We take the exact opposite approach: default to Alpine based images, only use another base OS if Alpine doesn't work for some reason. The majority of our underlying code base isn't C-based, so maybe that's why Alpine has been successful for us, but as always, everyone's situation is different and YMMV.
The dockerfile is optimized for “works for the most number of people out of the box”. There was debate over using the ruby v ruby-slim image. Ultimately it was decided to go with the larger image to maximize compatibility.
That said, keep using Alpine! There’s no reason for folks to stop doing what they’re already doing if it’s working for them.
The new dockerfile is meant more for people who are just getting started that aren’t familiar with Docker or Linux.
I assume because Debian/Ubuntu works more likely out of the box. I tried to use Alpine but ran into various issues in our sad big corporate setup. Additionally, ruby provides base docker images in these too.
Small side project, meaning anything that's fine with occasional downtime.
You should run at least 2 servers for redundancy, regardless of size. You just can't lean on a single server, even if you can squeeze thousands of RPS out of it (big doubt).
It will inevitably fail, and you will have downtime.

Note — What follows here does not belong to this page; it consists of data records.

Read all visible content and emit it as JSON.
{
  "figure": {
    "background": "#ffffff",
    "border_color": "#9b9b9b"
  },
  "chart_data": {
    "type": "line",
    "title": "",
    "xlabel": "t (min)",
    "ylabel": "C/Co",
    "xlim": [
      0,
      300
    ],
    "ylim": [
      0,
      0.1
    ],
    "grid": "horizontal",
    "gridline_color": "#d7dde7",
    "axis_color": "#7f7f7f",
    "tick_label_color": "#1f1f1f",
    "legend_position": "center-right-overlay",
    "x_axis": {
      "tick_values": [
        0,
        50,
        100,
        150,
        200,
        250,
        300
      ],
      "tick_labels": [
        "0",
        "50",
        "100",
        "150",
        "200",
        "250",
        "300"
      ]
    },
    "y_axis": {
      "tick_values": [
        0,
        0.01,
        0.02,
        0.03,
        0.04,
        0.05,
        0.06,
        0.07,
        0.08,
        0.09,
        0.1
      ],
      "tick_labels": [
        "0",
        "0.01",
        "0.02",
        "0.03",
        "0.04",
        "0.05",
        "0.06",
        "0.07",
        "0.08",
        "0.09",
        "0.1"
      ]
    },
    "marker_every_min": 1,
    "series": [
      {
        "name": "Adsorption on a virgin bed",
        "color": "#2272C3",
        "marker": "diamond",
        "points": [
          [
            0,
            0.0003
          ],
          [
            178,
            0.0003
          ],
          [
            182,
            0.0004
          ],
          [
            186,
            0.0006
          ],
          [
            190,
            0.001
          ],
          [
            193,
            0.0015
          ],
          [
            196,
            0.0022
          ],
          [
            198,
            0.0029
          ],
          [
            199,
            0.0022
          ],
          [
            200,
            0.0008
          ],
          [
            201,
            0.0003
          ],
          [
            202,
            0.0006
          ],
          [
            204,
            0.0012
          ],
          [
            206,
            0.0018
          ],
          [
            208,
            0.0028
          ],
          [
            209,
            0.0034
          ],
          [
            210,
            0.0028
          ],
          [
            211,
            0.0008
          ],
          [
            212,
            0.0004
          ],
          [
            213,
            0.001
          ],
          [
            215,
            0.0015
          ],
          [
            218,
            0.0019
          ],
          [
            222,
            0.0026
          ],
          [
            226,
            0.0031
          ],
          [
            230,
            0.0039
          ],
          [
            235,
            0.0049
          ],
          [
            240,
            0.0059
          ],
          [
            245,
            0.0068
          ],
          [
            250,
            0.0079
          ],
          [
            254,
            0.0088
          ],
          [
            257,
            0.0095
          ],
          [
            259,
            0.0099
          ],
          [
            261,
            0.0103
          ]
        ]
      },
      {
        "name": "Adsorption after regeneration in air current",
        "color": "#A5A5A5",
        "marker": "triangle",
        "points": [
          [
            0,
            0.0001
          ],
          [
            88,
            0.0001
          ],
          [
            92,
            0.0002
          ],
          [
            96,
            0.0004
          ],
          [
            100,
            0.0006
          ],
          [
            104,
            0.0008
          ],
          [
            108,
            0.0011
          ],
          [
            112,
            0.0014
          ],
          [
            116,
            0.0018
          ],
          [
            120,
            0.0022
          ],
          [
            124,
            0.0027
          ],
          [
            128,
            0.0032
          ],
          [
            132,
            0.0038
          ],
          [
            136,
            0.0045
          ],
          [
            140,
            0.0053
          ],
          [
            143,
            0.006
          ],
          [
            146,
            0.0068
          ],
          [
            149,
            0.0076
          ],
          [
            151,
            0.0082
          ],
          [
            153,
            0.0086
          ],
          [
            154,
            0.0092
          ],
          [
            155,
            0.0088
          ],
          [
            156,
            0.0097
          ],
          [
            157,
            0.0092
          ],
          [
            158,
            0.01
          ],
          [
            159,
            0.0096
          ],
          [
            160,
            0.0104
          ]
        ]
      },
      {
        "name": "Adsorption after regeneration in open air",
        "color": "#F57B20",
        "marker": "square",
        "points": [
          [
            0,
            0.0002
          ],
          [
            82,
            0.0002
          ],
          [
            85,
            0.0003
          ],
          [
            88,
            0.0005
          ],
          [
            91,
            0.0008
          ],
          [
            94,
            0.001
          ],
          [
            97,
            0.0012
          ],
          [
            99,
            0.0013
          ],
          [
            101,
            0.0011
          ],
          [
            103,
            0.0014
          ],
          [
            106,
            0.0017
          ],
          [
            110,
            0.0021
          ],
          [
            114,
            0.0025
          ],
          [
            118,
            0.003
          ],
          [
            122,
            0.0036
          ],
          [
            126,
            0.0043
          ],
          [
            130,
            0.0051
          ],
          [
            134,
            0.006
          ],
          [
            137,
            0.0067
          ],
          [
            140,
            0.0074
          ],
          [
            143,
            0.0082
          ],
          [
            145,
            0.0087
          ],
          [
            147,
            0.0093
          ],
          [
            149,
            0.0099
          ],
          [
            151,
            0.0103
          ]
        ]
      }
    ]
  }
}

The Dockerfile is not optimized for a development environment. It might work for some cases, but this default file is really all about “how can the probability of a successful production deployment be improved out of the box?”
Getting a Docker compose dev env working is another can of worms. Maybe I should write about that next?
Dockerized applications can still reach services on the localhost, but you may want to take a look at docker compose so you get your application and backing systems in one place.
It makes your local development environment incredibly resilient.
Do you have an example how that would work? I unsuccessfully spent quite a while trying to get a docker container running rails to talk to a docker container running postgre. And I wanted to postgre container to persist to the host's disk so I could save state between runs. Maybe that wasn't the best way to do it though?
It isn't explicitly explained, but the reason why it must be in this command and not separated out is because each command in a dockerfile creates a new "layer". Removing the files in another command will work, but it does nothing to decrease the overall image size: as far as whatever filesystem driver you're using is concerned, deleting files from earlier layers is just masking them, whereas deleting them before creating the layer prevents them from ever actually being stored.